As a nation we decided that the 12 were detained because they were Muslim or because they were brown-skinned and Indian. Those who felt a small fastidious need to bolster this assertion with proof found it by asking: would a white passenger have been treated similarly even if he behaved this way? The answer was implicit and obvious. No.

Well, let’s start with that question. The actual answer is yes. Barely six days earlier, an American woman on board a United Airlines flight to Washington attracted suspicious attention, was handcuffed and the plane diverted to Boston. It turned out she was claustrophobic. But her behaviour created doubt and the fact that she had a screwdriver, a lighter and photographs of Pakistan added to those concerns. So clearly, regardless of colour or religion, airline security staff in the West react with panic when certain types of behaviour occur.

The real issue is can our 12 be excused for behaving the way they did? No. First, it was against all rules of airline travel and the claim they’ve got away with similar behaviour in India is neither excuse nor explanation. Second, to have behaved irresponsibly after the Heathrow scare was foolhardy, if not actually defiant. They may not have meant to be so interpreted but they should have known they would be. Ignorance is not a credible answer when you have flown to Trinidad and claim to have done so many times before. Third, when the western world is suspicious of Muslims behaving irresponsibly to choose to deliberately fall into that category is rank stupidity. But if you insist let it be at your own risk.

So what’s the conclusion I’m driving at? Actually, there are three. I don’t think the Dutch were wrong. Once the Northwest Airlines plane chose to return to Amsterdam it would have been irresponsible not to thoroughly investigate the 12. And, frankly, even if you think the reaction of the crew and airline marshals was exaggerated it was, in the circumstances, understandable. As a frequent flier, I’d rather an over-reaction than complacency. At 35,000 feet, you can’t take chances.

Second, were we right to demand an apology before we knew the full facts? If this ever happens again — and it might — I would advise discretion and silence until all the details are known.
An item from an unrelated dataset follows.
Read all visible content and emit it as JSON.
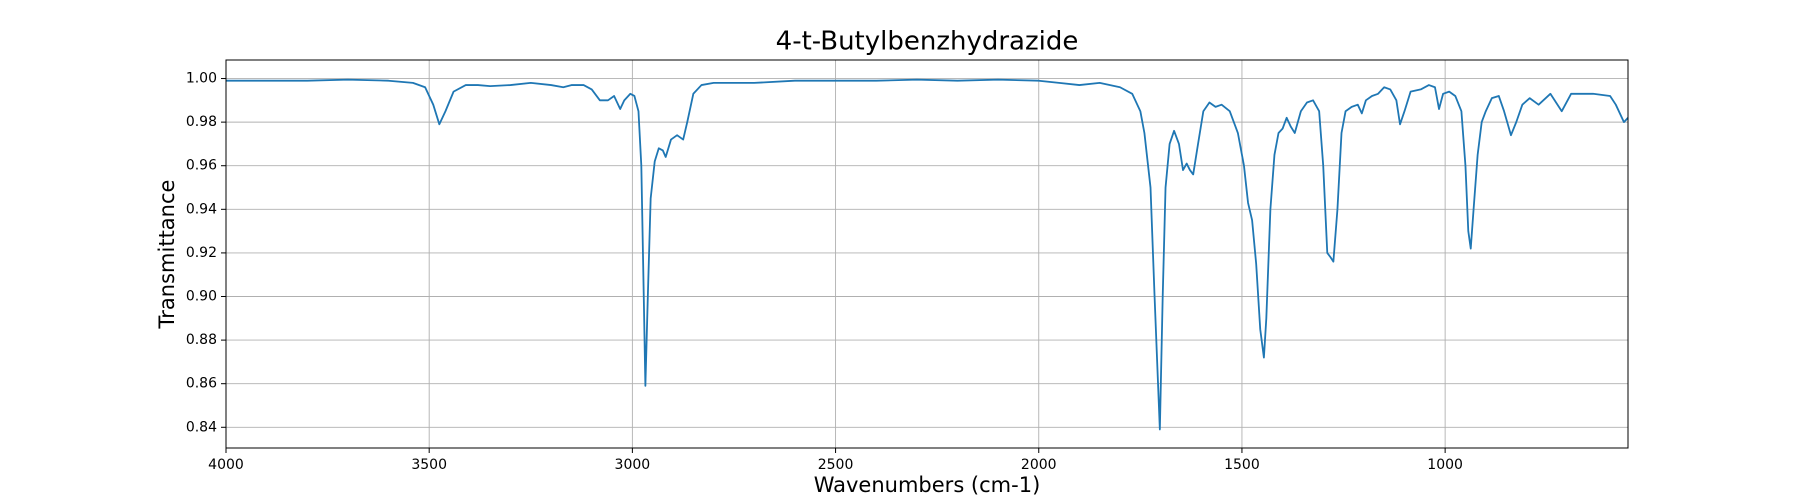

It’s never too late to ask someone to say sorry. But to hastily demand an apology and get it wrong is a little embarrassing.

Third, a lesson for all of us: whilst we must never accuse someone because he’s Muslim, don’t excuse him on those grounds either. Regardless of faith, dress or beard, stupid behaviour is indefensible. In times of stress it provokes panicky and harsh reactions. When that happens the fault lies more in the behaviour than in the over-reaction. And, without doubt, our 12 behaved like yokels.

None of this is to deny there’s racism and the West is often guilty of it. And there have been racist responses to the Heathrow scare. But what happened to our 12 was different.

Finally, before accusing others shouldn’t we check if we’re free of the same prejudice? It’s easy to get angry — it’s a lot more difficult to accept you are at fault yourself.